Other modern religious movements
Elders of the modern religious movement known as the Ethiopian Zion Coptic Church consider cannabis to be the eucharist, claiming it as an oral tradition from Ethiopia dating back to the time of Christ.
Other organized religions founded in the past century that treat cannabis as a sacrament are the Santo Daime church, the THC Ministry, the Way of Infinite Harmony, Cantheism, the Cannabis Assembly, the Church of Cognitive Therapy (COCT Ministry), Temple 420, Green Faith Ministries, the Church of Cognizance, the Church of the Universe, The Free Marijuana Church of Honolulu, and the federally tax-exempt inFormer Ministry Collective of Palms Springs, CA. The Temple of the True Inner Light believes that cannabis is one of the parts of God's body, along with the classical psychedelics: mescaline, psilocybin, LSD, and DMT.

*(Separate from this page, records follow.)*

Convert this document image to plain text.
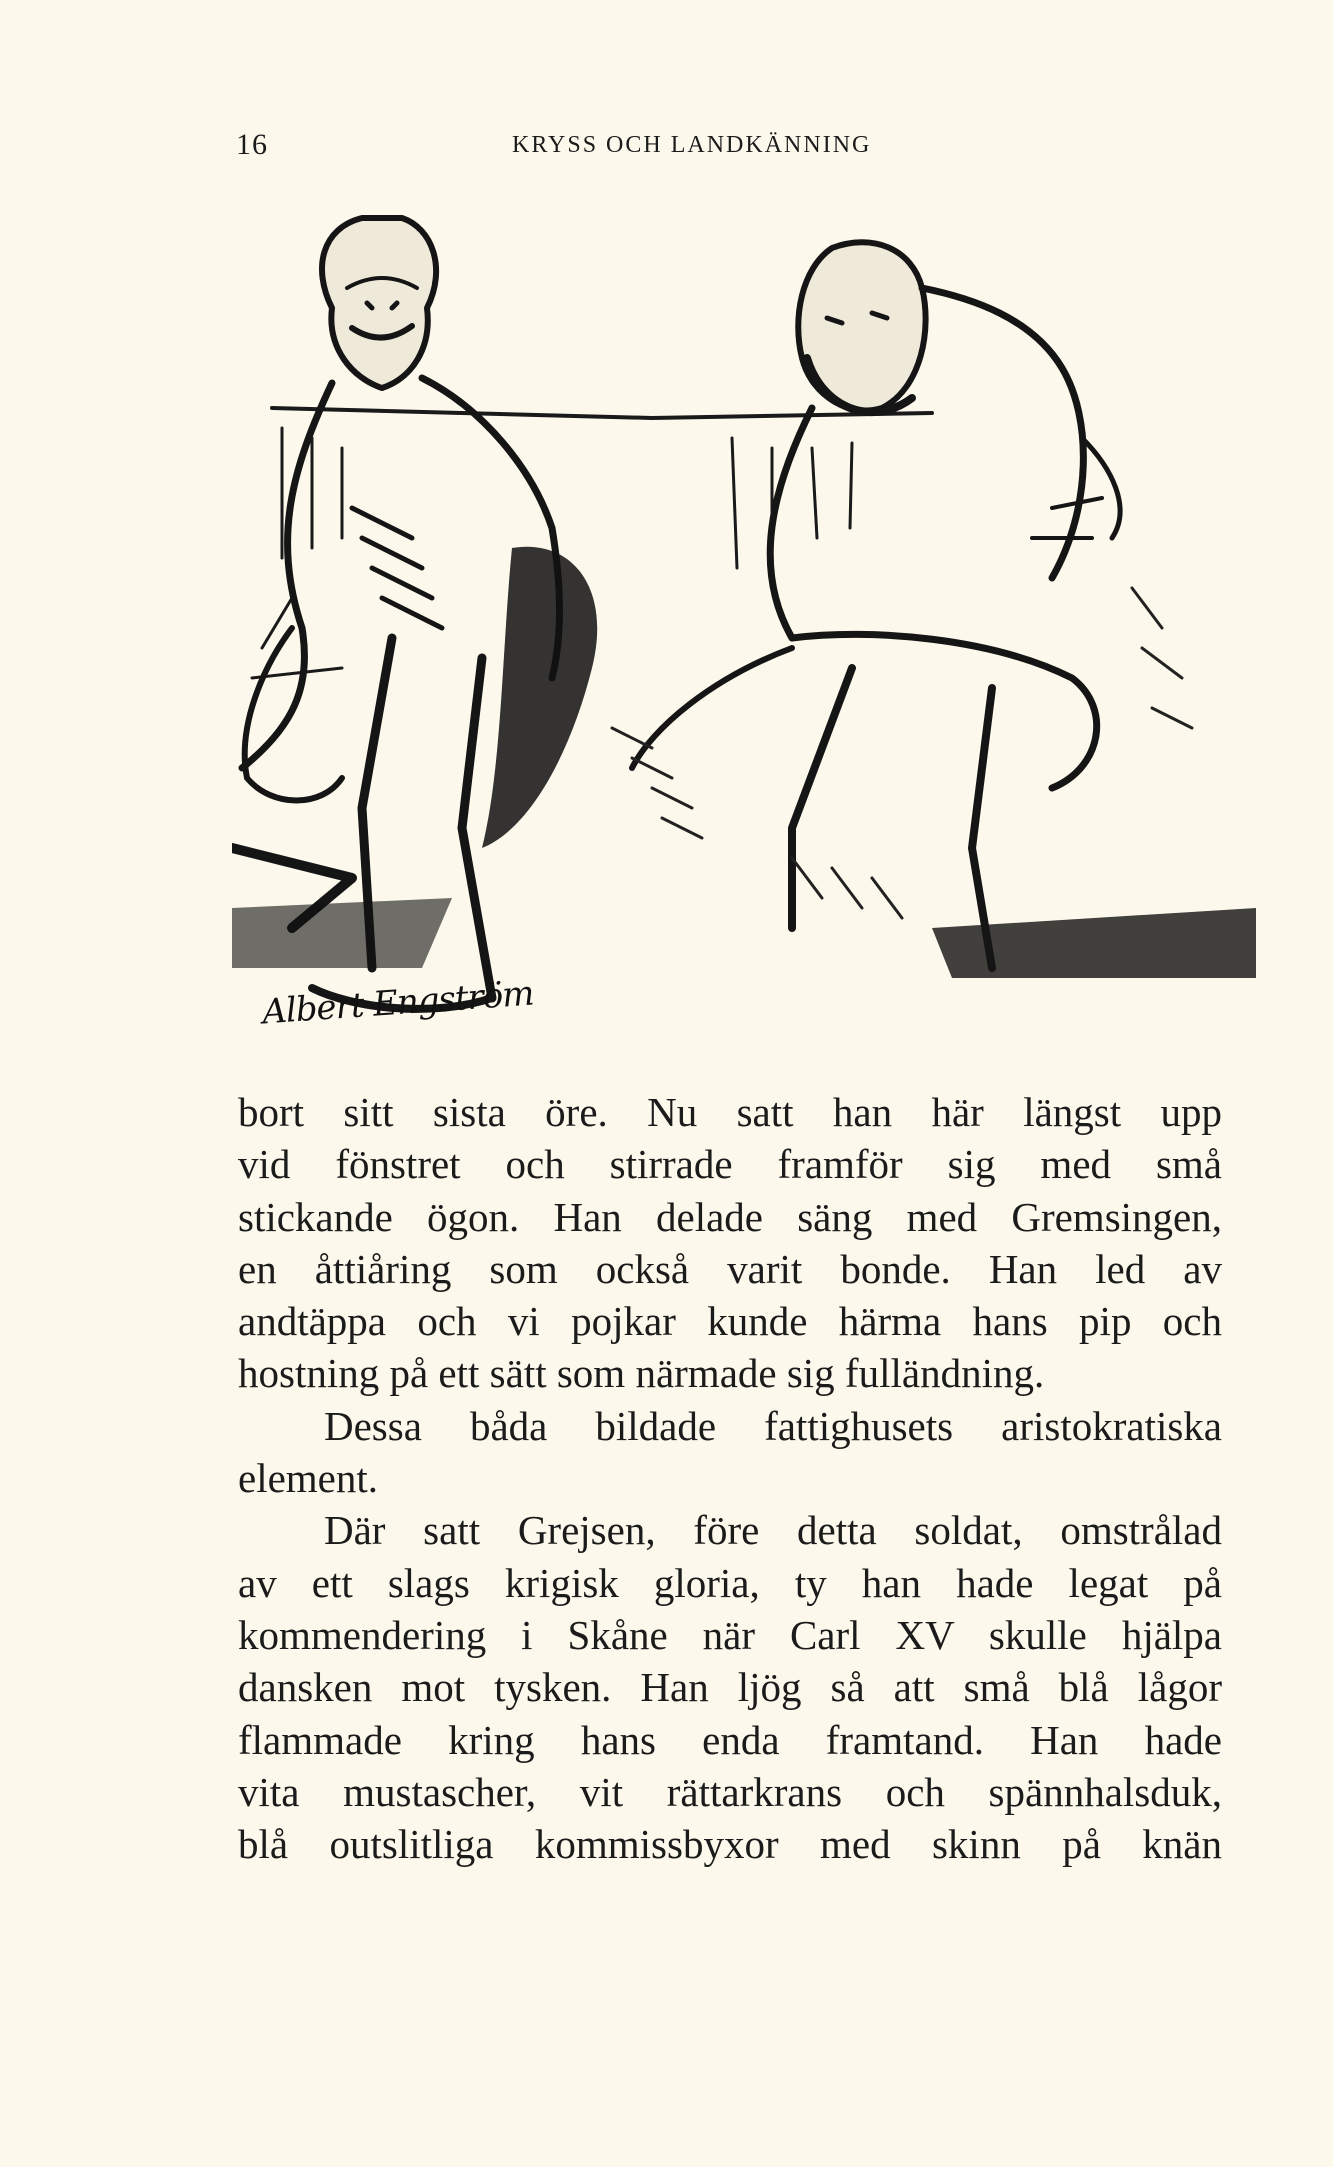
16	KRYSS OCH LANDKÄNNING
Albert Engström
bort sitt sista öre. Nu satt han här längst upp
vid fönstret och stirrade framför sig med små
stickande ögon. Han delade säng med Gremsingen,
en åttiåring som också varit bonde. Han led av
andtäppa och vi pojkar kunde härma hans pip och
hostning på ett sätt som närmade sig fulländning.
Dessa båda bildade fattighusets aristokratiska
element.
Där satt Grejsen, före detta soldat, omstrålad
av ett slags krigisk gloria, ty han hade legat på
kommendering i Skåne när Carl XV skulle hjälpa
dansken mot tysken. Han ljög så att små blå lågor
flammade kring hans enda framtand. Han hade
vita mustascher, vit rättarkrans och spännhalsduk,
blå outslitliga kommissbyxor med skinn på knän
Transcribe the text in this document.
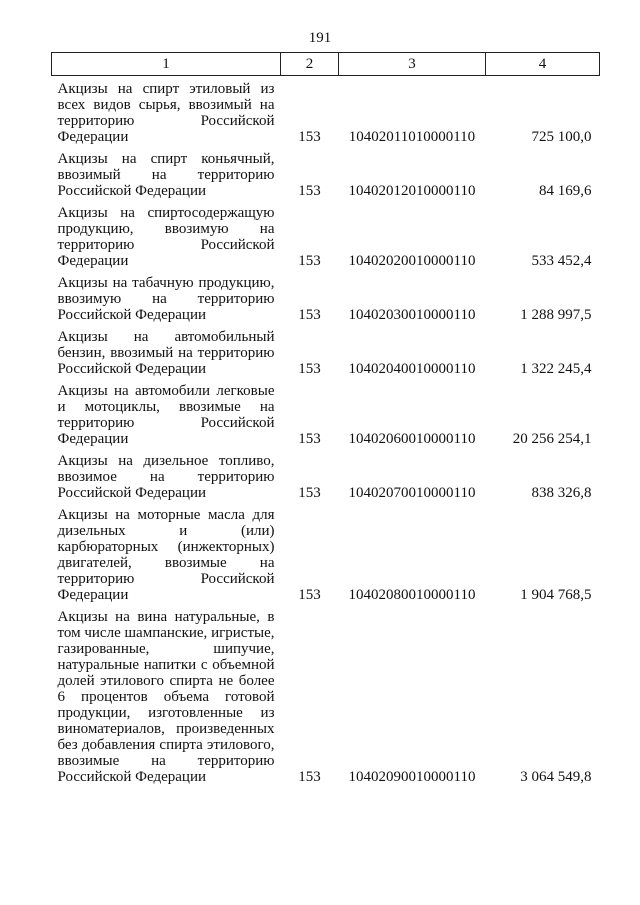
191
1	2	3	4
Акцизы на спирт этиловый из всех видов сырья, ввозимый на территорию Российской Федерации	153	10402011010000110	725 100,0
Акцизы на спирт коньячный, ввозимый на территорию Российской Федерации	153	10402012010000110	84 169,6
Акцизы на спиртосодержащую продукцию, ввозимую на территорию Российской Федерации	153	10402020010000110	533 452,4
Акцизы на табачную продукцию, ввозимую на территорию Российской Федерации	153	10402030010000110	1 288 997,5
Акцизы на автомобильный бензин, ввозимый на территорию Российской Федерации	153	10402040010000110	1 322 245,4
Акцизы на автомобили легковые и мотоциклы, ввозимые на территорию Российской Федерации	153	10402060010000110	20 256 254,1
Акцизы на дизельное топливо, ввозимое на территорию Российской Федерации	153	10402070010000110	838 326,8
Акцизы на моторные масла для дизельных и (или) карбюраторных (инжекторных) двигателей, ввозимые на территорию Российской Федерации	153	10402080010000110	1 904 768,5
Акцизы на вина натуральные, в том числе шампанские, игристые, газированные, шипучие, натуральные напитки с объемной долей этилового спирта не более 6 процентов объема готовой продукции, изготовленные из виноматериалов, произведенных без добавления спирта этилового, ввозимые на территорию Российской Федерации	153	10402090010000110	3 064 549,8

Modern spiritual figures like Ram Dass openly acknowledge that the use of cannabis has allowed them to gain a more spiritual perspective and use the herb frequently for both its medicinal and mind-altering properties.
In Mexico, followers of the growing cult of Santa Muerte regularly use marijuana smoke in purification ceremonies, with marijuana often taking the place of incense used in mainstream Catholic rituals.